The monetary experiment continues Recep Tayyip Erdogan. The Central Bank of Turkey has surprised the markets once again with its decision to cut official interest rates despite the fact that inflation in the country has exceeded 80% and is devastating its economy. Its currency falls 1% this Thursday, to 18.2 lire for each euro.
Those responsible for the country’s monetary policy, under the control of the Erdogan government, announced a cut of 100 basis points, from 13% to 12%. In Augustthe Turkish inflation rate was recorded at 80.2%, accelerating for the fifteenth consecutive month and the highest level in 24 years. When it began to lower them last year, the IPC was barely growing at rates of 20% and now it has quadrupled twelve months later.
“The Weakening Effects of Geopolitical Risks on Global Economic Activity they continue to rise. Global growth forecasts for the coming period are being revised downwards and recession is increasingly being assessed as an unavoidable risk factor,” the central bank said in a statement. release this Thursday.
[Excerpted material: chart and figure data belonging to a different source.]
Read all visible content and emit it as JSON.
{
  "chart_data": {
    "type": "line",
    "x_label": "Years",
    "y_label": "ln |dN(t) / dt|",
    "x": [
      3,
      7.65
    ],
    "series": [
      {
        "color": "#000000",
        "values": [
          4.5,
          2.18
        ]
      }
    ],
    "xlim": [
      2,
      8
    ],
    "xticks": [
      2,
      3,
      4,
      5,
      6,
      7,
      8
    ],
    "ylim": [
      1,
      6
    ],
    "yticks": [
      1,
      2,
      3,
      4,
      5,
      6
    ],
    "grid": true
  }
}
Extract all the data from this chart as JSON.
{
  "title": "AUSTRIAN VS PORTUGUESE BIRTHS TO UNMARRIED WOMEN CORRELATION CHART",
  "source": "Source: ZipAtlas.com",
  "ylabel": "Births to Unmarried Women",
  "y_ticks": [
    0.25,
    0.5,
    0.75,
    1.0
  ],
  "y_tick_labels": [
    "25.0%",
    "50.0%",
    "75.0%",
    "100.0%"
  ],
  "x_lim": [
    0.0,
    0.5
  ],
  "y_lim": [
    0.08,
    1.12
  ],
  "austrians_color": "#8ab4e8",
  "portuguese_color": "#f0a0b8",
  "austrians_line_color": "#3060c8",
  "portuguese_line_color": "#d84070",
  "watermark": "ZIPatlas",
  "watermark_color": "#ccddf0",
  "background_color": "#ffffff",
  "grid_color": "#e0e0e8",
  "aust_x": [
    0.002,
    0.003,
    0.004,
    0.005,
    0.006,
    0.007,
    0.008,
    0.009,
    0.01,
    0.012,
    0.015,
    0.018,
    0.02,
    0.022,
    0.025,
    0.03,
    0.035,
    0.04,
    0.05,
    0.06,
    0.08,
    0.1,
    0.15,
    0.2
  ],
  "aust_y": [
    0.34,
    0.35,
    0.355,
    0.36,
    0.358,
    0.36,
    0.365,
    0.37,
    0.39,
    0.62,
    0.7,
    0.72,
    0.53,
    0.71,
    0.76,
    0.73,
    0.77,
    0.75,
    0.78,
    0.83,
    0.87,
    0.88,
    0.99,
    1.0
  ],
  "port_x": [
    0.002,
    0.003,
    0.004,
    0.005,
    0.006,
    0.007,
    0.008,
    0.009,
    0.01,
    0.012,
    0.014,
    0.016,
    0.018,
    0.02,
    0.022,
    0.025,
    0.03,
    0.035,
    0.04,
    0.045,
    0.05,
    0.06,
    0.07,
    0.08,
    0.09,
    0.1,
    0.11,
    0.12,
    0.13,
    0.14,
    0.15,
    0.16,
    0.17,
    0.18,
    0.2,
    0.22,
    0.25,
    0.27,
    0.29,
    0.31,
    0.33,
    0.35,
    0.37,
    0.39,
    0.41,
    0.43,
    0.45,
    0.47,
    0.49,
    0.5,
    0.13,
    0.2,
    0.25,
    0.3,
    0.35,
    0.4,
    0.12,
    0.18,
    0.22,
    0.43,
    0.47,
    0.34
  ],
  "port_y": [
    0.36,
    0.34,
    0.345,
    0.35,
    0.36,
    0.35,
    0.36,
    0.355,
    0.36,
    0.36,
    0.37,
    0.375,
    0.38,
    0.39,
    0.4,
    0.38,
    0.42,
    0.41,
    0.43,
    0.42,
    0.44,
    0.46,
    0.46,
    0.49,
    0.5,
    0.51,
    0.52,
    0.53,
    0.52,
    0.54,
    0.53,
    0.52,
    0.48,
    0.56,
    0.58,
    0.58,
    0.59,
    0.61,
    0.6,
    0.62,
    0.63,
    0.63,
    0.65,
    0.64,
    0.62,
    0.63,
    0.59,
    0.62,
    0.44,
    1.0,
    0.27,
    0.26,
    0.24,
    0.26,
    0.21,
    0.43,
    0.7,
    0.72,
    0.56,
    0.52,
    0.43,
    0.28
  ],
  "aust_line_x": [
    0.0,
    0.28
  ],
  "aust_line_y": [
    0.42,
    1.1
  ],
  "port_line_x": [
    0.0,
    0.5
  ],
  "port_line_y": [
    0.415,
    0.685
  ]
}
“Strong growth was seen in the first half of 2022. Since early July, leading indicators point to a slowdown in growth due to weakening external demand. Compared to peer economies, job creation has been stronger,” he adds.
The Bank of Turkey Committee waits for the “disinflation process to begin” thanks to the measures taken and resolutely implemented to strengthen financial and price stability together with the rsolution of the war in Ukraine after the invasion carried out on February 24 by Russia.
“The rising inflation is driven by the lagged and indirect effects of rising energy costs as a result of geopolitical events, the effects of price formations that are not supported by economic fundamentals, strong negative supply shocks caused by rising global energy, food and agricultural commodity prices,” argues.